Millôr se foi, nesta manhã. É mais uma brecha de pura genialidade que se fecha no país da mediocridade. Ele era simplesmente o melhor na arte da ironia fina, da síntese perfeita e do humor contextualizado. Ele pegava pesado pegando leve... Frasista como nunca houve outro, ele sabia dizer tudo no mínimo.

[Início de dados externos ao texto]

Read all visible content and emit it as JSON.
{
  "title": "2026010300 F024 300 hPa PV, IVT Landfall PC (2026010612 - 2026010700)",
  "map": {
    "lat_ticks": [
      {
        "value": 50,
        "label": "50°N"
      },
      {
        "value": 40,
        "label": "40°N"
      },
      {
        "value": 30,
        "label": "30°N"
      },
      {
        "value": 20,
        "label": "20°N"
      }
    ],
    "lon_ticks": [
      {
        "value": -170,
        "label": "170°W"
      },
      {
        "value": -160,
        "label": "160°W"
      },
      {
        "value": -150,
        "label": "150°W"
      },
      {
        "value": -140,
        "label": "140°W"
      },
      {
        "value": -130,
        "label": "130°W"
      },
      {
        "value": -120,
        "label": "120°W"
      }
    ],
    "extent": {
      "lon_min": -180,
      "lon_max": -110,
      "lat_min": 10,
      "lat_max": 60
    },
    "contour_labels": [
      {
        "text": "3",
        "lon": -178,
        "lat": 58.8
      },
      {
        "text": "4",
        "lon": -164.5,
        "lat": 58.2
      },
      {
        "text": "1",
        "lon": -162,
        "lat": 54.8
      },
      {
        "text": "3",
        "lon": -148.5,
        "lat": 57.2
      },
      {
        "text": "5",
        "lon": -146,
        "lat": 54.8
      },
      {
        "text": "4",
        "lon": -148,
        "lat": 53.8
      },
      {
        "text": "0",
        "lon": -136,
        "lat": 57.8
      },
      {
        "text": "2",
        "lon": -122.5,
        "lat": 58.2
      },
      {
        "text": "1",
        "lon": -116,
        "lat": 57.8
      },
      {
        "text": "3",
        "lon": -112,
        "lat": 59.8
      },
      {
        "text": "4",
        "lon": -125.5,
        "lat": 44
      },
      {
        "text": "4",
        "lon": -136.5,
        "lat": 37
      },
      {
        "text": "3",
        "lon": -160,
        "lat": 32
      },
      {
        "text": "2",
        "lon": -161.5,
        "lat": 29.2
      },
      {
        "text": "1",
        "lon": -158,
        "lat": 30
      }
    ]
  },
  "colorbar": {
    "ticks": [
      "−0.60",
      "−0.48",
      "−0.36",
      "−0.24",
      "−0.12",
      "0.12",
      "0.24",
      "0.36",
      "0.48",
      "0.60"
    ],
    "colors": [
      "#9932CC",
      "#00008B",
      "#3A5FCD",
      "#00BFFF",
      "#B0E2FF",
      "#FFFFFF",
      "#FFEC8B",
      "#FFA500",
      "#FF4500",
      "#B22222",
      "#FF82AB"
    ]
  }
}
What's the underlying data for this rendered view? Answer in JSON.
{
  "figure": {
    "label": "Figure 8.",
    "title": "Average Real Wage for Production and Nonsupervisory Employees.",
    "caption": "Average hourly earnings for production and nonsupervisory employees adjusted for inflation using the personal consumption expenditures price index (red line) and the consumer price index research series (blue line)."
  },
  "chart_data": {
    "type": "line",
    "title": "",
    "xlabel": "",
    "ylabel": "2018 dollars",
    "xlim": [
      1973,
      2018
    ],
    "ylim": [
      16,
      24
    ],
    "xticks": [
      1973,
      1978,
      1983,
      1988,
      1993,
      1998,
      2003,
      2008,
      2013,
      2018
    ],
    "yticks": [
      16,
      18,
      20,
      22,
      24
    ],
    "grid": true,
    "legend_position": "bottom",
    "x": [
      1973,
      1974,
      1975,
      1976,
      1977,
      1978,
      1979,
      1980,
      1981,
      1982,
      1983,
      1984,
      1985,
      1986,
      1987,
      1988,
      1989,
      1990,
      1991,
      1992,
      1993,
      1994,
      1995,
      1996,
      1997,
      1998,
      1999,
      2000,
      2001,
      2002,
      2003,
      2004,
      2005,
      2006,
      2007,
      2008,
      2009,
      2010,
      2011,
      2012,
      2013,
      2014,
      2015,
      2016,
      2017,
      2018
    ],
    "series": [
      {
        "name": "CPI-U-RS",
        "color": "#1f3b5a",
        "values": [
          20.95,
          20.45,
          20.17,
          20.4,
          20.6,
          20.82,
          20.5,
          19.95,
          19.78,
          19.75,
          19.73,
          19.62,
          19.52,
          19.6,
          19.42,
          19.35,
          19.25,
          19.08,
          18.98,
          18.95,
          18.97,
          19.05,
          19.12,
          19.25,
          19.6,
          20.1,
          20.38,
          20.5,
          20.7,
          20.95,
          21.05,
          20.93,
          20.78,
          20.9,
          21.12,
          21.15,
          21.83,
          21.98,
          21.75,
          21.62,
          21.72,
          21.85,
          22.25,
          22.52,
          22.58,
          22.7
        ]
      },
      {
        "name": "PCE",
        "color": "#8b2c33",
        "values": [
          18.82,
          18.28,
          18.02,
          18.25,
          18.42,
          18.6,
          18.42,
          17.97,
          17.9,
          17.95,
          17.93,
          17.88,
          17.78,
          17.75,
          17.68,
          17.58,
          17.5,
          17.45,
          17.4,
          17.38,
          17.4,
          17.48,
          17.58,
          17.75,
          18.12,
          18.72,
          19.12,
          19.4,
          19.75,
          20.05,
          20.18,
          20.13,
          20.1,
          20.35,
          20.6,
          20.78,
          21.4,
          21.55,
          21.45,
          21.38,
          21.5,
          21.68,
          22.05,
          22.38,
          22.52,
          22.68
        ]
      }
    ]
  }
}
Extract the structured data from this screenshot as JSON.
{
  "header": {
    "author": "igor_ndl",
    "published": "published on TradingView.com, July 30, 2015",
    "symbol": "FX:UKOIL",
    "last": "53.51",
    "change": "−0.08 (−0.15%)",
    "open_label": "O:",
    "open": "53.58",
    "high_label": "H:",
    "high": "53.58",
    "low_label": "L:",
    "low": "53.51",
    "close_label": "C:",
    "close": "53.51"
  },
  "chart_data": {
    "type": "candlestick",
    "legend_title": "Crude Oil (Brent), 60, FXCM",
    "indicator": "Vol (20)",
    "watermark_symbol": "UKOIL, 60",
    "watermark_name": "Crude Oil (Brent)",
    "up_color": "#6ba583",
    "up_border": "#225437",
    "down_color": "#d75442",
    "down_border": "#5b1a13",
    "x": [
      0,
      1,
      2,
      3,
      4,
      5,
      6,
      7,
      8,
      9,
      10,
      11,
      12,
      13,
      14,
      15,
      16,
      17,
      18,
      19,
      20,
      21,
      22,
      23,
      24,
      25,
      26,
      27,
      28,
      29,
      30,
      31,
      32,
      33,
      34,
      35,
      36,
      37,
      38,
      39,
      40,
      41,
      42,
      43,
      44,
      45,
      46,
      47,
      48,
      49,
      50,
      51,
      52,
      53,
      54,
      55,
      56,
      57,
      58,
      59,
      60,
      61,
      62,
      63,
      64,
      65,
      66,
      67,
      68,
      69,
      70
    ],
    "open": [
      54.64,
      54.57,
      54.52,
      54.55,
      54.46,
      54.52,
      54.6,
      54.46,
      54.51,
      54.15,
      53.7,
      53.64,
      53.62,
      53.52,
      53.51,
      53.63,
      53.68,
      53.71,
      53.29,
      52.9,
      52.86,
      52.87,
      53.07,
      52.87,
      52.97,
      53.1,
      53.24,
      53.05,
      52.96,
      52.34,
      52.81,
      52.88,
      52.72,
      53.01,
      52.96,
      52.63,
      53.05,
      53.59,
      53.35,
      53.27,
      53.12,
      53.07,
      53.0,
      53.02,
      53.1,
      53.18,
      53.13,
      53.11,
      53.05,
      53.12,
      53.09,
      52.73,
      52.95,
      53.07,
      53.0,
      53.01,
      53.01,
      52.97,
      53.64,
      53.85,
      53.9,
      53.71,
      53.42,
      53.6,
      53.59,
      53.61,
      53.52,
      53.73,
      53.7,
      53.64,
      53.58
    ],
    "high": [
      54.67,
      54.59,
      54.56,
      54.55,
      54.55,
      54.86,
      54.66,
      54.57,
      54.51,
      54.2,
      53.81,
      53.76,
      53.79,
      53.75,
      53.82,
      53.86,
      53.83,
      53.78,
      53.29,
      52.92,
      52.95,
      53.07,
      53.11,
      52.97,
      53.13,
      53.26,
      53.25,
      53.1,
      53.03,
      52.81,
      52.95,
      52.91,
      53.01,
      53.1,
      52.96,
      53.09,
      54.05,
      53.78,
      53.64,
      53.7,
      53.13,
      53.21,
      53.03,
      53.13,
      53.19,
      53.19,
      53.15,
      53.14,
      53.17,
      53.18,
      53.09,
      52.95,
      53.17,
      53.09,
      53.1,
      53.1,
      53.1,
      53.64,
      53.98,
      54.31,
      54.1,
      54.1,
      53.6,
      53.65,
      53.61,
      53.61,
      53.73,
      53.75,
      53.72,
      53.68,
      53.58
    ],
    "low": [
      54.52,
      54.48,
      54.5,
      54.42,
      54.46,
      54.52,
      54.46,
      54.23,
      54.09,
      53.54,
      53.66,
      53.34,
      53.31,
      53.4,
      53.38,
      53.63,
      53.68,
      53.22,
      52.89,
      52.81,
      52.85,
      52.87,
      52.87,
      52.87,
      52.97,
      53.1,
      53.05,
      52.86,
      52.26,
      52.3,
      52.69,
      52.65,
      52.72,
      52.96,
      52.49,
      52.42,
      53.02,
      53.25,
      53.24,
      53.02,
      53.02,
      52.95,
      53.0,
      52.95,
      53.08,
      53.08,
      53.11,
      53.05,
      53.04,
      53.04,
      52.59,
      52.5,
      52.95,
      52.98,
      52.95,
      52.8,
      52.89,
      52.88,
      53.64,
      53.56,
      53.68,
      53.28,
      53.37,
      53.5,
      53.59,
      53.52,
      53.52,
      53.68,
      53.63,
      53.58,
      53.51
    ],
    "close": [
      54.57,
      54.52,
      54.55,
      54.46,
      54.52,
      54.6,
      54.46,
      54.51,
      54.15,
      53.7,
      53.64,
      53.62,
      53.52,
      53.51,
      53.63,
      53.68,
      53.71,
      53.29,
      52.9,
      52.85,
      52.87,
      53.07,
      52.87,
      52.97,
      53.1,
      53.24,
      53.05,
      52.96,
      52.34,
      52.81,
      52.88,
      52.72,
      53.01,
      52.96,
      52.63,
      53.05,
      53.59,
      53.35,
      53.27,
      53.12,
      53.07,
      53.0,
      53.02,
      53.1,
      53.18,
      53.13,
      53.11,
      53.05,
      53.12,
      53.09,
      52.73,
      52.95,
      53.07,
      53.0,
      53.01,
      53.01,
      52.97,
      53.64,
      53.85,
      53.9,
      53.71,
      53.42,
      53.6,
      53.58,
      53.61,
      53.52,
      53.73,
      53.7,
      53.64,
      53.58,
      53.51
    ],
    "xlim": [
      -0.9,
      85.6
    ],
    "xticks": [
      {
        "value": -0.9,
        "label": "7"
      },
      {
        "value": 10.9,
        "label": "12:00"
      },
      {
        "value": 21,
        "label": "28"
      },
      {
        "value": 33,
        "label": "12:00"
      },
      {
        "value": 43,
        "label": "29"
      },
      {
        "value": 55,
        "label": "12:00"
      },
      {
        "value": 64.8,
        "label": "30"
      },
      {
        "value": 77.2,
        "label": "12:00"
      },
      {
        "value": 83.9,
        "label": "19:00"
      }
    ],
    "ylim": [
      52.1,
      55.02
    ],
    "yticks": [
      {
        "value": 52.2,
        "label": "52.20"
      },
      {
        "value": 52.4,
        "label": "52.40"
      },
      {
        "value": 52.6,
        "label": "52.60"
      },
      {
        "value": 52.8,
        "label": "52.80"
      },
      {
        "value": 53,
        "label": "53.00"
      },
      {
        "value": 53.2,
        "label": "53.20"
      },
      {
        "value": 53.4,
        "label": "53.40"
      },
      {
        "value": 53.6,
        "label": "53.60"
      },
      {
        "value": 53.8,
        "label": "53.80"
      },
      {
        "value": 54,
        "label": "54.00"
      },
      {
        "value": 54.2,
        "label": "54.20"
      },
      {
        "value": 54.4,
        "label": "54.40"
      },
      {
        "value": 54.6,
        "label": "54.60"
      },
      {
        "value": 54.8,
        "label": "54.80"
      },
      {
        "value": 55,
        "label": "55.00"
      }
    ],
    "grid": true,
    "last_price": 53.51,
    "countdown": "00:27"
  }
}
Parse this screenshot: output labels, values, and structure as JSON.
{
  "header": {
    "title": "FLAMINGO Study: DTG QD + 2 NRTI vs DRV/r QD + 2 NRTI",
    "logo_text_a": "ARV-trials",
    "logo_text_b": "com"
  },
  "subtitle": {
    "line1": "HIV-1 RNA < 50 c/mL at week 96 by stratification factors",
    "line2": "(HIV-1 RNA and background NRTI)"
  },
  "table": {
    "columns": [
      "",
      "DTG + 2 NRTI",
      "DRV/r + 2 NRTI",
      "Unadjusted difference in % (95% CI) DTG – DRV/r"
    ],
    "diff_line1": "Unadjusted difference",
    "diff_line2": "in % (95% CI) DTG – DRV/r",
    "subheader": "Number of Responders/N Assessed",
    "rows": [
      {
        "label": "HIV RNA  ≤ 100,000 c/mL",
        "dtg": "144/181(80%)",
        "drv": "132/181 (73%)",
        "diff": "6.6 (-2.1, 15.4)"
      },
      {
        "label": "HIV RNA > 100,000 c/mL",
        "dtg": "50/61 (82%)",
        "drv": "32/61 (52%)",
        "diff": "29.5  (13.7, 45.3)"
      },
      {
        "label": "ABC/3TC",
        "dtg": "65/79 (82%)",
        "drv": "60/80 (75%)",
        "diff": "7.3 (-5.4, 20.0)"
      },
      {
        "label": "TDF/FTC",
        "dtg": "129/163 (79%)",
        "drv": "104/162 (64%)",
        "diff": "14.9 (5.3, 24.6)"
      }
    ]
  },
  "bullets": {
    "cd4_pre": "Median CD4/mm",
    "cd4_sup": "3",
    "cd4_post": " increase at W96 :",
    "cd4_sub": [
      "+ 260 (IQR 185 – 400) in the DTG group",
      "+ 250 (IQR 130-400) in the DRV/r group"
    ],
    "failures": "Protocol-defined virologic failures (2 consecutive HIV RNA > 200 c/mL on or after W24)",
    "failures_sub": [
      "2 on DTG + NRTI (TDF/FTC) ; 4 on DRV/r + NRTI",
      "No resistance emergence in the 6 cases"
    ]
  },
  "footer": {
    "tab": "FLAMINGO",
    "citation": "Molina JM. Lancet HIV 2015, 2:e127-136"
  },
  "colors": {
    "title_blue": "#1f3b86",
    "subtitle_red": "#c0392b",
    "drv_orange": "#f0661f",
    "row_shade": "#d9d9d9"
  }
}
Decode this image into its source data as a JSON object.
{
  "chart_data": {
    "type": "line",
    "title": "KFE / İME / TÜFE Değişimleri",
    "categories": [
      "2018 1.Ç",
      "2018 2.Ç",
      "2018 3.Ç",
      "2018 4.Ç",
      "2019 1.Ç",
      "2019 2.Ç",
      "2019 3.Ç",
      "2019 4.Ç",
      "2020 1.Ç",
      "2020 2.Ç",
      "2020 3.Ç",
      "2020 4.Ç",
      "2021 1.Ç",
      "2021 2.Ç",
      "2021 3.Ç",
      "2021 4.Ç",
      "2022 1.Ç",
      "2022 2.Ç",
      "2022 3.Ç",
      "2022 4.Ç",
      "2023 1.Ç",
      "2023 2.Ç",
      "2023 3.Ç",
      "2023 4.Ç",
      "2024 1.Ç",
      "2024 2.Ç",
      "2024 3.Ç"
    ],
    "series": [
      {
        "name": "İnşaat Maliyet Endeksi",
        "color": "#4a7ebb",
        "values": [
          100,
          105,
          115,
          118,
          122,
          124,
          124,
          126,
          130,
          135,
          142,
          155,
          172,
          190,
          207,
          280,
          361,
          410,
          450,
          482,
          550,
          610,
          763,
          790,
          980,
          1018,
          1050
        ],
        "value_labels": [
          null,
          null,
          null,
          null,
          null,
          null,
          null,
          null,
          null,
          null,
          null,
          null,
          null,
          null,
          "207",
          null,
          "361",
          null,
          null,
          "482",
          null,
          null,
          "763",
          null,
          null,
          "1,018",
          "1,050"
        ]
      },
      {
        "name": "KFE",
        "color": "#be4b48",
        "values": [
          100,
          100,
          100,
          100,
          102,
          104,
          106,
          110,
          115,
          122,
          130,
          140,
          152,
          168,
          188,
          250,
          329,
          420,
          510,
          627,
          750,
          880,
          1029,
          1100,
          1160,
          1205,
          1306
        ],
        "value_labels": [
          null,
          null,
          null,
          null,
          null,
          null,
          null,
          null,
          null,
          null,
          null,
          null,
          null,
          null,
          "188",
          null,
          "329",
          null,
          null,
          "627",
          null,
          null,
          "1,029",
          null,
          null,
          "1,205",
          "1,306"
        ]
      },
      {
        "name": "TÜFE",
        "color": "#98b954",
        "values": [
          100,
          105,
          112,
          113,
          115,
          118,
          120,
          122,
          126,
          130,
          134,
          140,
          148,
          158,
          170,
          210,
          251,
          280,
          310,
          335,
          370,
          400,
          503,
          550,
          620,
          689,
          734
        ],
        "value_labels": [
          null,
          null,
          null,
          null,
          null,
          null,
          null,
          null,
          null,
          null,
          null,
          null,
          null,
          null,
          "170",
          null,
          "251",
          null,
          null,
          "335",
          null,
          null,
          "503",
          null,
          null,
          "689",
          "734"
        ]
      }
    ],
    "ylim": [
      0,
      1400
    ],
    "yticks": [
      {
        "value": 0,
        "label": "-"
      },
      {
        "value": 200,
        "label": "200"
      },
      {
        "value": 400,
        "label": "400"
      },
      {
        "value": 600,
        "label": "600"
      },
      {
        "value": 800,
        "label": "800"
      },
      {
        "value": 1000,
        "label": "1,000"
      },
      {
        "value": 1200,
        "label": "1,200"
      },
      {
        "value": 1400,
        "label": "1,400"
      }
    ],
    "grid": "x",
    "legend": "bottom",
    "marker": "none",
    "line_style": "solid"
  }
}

Uma das coisas mais espetaculares que aprendi com o gênio Millôr Fernandes foi a serenidade de perceber que a crítica não muda o mundo, mas o transforma em algo que pode ser revisto, avaliado. E ele o fazia com humor. Seus espetaculares hai-kais descreviam o nosso tempo com a precisão necessária e hilária. Nos fazia rir da própria desgraça. O que ele conseguia dizer com poucas palavras fazia análises que se diluem demais em longos textos e teses acadêmicas. Uma dezena de palavras bastava para uma análise que ia direto ao ponto; atingia o âmago.

Fica a sua magistral lição: "O último refúgio do oprimido é a ironia, e nenhum tirano, por mais violento que seja, escapa a ela. O tirano pode evitar uma fotografia, não pode impedir uma caricatura. A mordaça aumenta a mordacidade."